19 Kasım 2022 Cumartesi

DOSTLARI ANLATIYOR/FETHİ GEMUHLUOĞLU

 Ergun Göze… Fethi Ağabey’in asıl mesleği neydi? O, bir insan mühendisiydi. Statiği, dinamiği ve bilhassa iç mimarisiyle… Şantiyesi, bir kahve masası, bir ziyafet odası ve son yıllarda başında bulunduğu vakıftı. Kendisini, başında bulunduğu vakfa, vakfetmişti. Burs verdiği çocuklar Türkiye’nin istikbaliydi. Rüyasında bile onlarla meşguldü. Onların rüyalarıyla meşguldü. Kadirbilmezlik onun kalbini en çok yaralayan şeydi. Çünkü bu, bir cemiyetin felaket sebebiydi.

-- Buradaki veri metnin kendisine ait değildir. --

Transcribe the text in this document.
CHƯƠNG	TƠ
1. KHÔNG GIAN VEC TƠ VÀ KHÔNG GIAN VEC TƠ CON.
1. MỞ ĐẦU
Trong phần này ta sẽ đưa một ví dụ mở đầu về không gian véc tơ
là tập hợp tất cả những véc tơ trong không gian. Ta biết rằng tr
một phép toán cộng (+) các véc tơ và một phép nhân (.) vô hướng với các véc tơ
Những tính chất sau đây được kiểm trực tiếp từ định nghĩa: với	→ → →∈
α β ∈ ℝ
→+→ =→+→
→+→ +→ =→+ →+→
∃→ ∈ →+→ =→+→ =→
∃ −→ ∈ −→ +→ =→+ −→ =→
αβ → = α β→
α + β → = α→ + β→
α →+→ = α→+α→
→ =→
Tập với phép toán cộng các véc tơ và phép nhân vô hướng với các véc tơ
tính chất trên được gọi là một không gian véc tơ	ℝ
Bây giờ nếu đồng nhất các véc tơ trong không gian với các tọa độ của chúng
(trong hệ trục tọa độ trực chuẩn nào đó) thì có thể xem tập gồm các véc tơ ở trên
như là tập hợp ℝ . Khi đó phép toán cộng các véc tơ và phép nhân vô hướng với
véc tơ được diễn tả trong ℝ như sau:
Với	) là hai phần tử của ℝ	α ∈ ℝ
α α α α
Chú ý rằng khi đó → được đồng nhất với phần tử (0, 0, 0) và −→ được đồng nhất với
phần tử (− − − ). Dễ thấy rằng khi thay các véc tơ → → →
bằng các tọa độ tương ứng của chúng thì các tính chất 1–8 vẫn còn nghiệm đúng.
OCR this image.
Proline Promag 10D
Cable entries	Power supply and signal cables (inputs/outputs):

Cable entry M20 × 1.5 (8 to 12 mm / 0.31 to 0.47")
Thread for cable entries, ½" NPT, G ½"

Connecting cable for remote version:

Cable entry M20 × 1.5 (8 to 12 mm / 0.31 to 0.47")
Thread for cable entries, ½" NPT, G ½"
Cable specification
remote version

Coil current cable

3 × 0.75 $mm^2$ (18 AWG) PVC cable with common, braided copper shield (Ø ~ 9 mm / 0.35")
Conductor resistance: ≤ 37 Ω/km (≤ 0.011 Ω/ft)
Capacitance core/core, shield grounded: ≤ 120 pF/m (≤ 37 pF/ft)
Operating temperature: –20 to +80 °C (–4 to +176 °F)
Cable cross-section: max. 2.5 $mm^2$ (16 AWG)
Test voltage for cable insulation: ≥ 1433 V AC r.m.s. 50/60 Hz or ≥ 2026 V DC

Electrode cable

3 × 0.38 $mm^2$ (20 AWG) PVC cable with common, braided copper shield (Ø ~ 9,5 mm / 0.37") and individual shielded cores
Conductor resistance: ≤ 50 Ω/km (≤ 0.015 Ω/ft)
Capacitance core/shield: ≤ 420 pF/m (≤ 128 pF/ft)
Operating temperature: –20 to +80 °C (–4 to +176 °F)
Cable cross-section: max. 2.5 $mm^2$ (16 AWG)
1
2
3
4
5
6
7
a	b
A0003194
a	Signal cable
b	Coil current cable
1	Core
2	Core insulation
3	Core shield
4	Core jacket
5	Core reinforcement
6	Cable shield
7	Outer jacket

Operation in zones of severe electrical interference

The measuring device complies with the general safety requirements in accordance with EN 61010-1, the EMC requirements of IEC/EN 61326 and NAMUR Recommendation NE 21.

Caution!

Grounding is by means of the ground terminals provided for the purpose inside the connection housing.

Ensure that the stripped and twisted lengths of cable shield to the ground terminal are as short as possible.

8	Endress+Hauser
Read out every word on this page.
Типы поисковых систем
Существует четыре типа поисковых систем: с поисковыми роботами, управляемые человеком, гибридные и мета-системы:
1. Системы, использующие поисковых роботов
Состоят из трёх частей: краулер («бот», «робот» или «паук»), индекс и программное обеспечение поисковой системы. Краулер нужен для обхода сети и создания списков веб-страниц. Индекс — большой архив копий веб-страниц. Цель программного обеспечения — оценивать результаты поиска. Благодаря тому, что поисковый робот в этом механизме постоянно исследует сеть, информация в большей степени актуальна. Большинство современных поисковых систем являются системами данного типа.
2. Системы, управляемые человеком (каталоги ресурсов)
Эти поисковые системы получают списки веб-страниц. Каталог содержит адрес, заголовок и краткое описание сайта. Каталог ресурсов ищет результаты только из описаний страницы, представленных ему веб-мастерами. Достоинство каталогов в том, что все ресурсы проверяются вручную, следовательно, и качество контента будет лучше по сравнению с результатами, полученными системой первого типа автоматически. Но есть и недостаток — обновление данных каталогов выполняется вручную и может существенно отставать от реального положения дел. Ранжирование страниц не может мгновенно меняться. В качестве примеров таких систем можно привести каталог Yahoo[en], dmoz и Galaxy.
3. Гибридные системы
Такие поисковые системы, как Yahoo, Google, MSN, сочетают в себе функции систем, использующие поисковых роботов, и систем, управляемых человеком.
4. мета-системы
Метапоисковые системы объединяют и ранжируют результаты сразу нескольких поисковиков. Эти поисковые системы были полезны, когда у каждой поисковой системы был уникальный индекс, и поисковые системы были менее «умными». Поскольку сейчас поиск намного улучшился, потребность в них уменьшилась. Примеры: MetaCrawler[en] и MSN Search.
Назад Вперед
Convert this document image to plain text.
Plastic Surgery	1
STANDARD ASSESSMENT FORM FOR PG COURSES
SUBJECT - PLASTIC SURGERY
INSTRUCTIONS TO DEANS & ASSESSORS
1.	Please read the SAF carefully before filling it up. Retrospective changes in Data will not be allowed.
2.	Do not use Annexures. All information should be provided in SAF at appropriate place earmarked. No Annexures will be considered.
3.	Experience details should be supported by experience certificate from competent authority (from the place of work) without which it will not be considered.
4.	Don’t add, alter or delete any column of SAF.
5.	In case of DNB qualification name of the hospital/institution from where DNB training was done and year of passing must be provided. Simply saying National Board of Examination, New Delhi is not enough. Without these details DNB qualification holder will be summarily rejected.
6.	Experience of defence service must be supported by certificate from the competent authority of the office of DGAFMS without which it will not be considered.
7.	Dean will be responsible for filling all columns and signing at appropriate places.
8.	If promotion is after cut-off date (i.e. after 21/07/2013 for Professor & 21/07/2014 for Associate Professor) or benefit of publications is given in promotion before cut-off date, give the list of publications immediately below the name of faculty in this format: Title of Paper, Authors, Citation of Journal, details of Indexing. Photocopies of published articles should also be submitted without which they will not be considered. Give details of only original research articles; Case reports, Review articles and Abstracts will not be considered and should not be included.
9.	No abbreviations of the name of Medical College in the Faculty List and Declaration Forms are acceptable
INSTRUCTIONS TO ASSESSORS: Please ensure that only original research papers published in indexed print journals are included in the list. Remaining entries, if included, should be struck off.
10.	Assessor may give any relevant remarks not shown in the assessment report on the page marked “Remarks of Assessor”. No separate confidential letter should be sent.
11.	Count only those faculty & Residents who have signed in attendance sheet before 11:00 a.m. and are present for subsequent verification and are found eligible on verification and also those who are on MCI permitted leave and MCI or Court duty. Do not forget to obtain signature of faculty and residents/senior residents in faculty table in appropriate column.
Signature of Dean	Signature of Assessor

Onun, en büyük tarafı, “Ehl-i Tevhid” oluşudur. Nitekim cenaze merasiminde bunu göstermiştir. Belki aynı inançta oldukları halde birbirleriyle kanlı-bıçaklı olanlar onun cenaze merasiminde birleştiler. Eğer bundan ibret alabilselerdi, Fethi Ağabey yine cenazesiyle de en büyük hizmeti tamamıyla yapmış olurdu. İnşallah almış olsunlar. Mesela ben orada Cahit Tanyol’u gördüm. Onun için Sosyalist Kültür Derneği Başkanı değil, 1960’tan önce beş yüzüncü Fetih yıldönümü sıralarında Yeni Sabah gazetesinde Fethe dair, Türk Edebiyatının en güzel makalelerini yazan adamdır. O bunu unutmazdı. Bir insan kırk sene Müslümanlık namına her şey yaptı da bir ayağı sürçse silip atıyoruz. O ise tam aksine, bir defa İslam için bir şey yapsa onu unutmayan bir Muhammed’i yürekdi. Tabii bir anlayış ve bu vefa içerisindeydi. Dostluğu da düşmanlığı da bu çerçeve içindeydi.

Haşet Yayınevi’nden çıkarken rastladığı Feridun Cemal Erkin’i durdurur. “Beyefendi, sizin o “Boğazlar Meselesi” kitabınız ne kadar güzeldir. Tebriklerimi kabul ediniz, bu toplum sizin kıymetinizi bilmelidir, “der. Muhatabını memnun ve şaşkın bırakıp ayrılırken adeta cemiyetin unutkanlığını ferden ve şahsen telafiye uğraşırdı. O, güzelin, iyinin, doğrunun insan

için, insanlık için takipçisiydi. Ne kadar güzel konuşurdu. Anadolu kadar garip, Anadolu kadar zengin, Anadolu kadar verici, Anadolu kadar itilmiş o içli ve zarif insan, bu vatanın, bu vatanın insanlarının dostu, hemderdi, aşık-ı şeydası, “tutkunuydu.” İşte şimdi bütün Anadolu bir musalla taşı olmuş, onun üzerinde; Allah, sahib-i beyt ve ehli beyt muhabbetiyle kalbi dolu olan, bir “Türkmen Kocası” yatıyor.